Adrien avait été amené par un elfe, qui l'avait charmé et sans doute lui avait promis
bien des merveilles. Cet elfe, un adepte de Margnor, avait amené l'adolescent, sous
sa forme elfique, au Temple Azuré, et l'avait laissé enlever la Pierre Féérique. Et cet
acte, commis par un humain, avait pu libérer Margnor et sa malveillance.
Et, à cause de cela, on avait envoyé d'autres membres du Petit Peuple chercher un
sauveur - et Liavus était revenu avec Liliane.

- Combien ont été envoyé pour trouver un héros pour votre Peuple ? demanda
Liliane à Riel, qui semblait connaître bien trop de choses.
- Beaucoup. Et si certains revinrent, ce fût les mains vides. Qui croit encore aux
lutins et aux fées, chez les Hommes, de nos jours ? rétorqua t-il, avec un brin
d'amertume qui fêla sa jolie voix habituellement joyeuse.
- Moi j'y crois, souffla Liliane inutilement.

Riel lui glissa un coup d'oeil reconnaissant.

- Pourquoi était-il si important que je vois Adrien ? demanda Liliane, en repoussant


une mèche de cheveux derrière son oreille ronde.

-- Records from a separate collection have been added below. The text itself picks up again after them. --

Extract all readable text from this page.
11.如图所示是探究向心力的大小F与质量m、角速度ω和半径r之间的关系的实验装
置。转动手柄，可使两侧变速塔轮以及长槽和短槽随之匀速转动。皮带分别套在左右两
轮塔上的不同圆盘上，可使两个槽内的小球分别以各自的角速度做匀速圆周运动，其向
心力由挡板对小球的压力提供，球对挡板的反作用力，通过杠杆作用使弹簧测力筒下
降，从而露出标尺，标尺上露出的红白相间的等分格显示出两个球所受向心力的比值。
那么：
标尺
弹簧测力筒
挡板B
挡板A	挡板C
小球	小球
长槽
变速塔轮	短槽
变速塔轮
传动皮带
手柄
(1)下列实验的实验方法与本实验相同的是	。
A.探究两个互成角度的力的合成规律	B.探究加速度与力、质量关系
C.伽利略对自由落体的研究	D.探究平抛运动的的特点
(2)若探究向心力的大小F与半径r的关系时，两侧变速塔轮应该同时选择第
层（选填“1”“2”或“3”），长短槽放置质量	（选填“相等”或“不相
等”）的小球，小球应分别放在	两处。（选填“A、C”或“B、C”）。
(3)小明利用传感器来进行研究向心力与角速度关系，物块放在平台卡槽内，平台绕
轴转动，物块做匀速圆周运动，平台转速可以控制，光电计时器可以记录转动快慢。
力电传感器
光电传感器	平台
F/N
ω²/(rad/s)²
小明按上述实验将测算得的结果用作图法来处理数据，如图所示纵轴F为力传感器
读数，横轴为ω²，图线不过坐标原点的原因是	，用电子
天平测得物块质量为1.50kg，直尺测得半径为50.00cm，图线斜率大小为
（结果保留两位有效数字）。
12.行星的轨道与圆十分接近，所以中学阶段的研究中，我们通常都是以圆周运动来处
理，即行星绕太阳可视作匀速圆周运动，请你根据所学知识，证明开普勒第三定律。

Les yeux et les oreilles ne pouvaient être camouflés. Elle voyait à présent, dans la
tignasse hirsute, le bout rond des oreilles d'Adrien. Elle aurait du le remarquer dès le
départ, mais il était si débraillé qu'elle n'avait rien vu. Ses yeux également étaient
trop clairs, trop ... humains, en fait. Il avait sans doute préféré se cacher des autres
membres du Petit Peuple, car tout le monde aurait reconnu là un humain venu du
monde des Hommes.

- Pour que tu vois que lui aussi est en train d'engranger du pouvoir. Parce qu'il est
ici, et qu'il croit. Certes, c'est la peur plutôt que la réelle foi qui pousse son
organisme à épanouir sa magie, mais voilà le constat : chaque humain possède en
lui cette étincelle de magie qui vient de votre monde. Hélas, parfois, elle s'éteint
faute de connexion avec notre monde. Que vous puissiez voir notre Royaume, nous
parler, nous découvrir, tout cela attise cette petite braise en vous. N'aie crainte,
Liliane : ta magie sera puissante, car elle est ton héritage, autant que les contes et
les légendes que te racontait Isabelle.

Liliane se serra les mains l'une contre l'autre. Rencontrer quelqu'un qui avait connu
sa grand-mère, alors qu'elle était elle-même d'âge avancé, relevait presque du rêve.
L'émotion lui prenait le coeur, embuait ses yeux. Elle se rappelait les mille et une
petite choses que sa grand-mère et elle faisaient, quand elle était petite. Mettre des
coupes de lait frais pour les elfes et les lutins, près des fenêtres. Prendre garde à ne
jamais abîmer pruniers, sorbiers ou noisettiers car ils étaient fait d'un bois magique
qu'utilisaient le Petit Peuple. Sortir en pleine nuit - au grand dam des parents de
Liliane, à cette époque là ! - pour observer les lucioles, et les ombres ; Isabelle disait
toujours que c'était là la lisière des deux mondes, et que peut-être ces mêmes
ombres étaient-elles des elfes en maraude ?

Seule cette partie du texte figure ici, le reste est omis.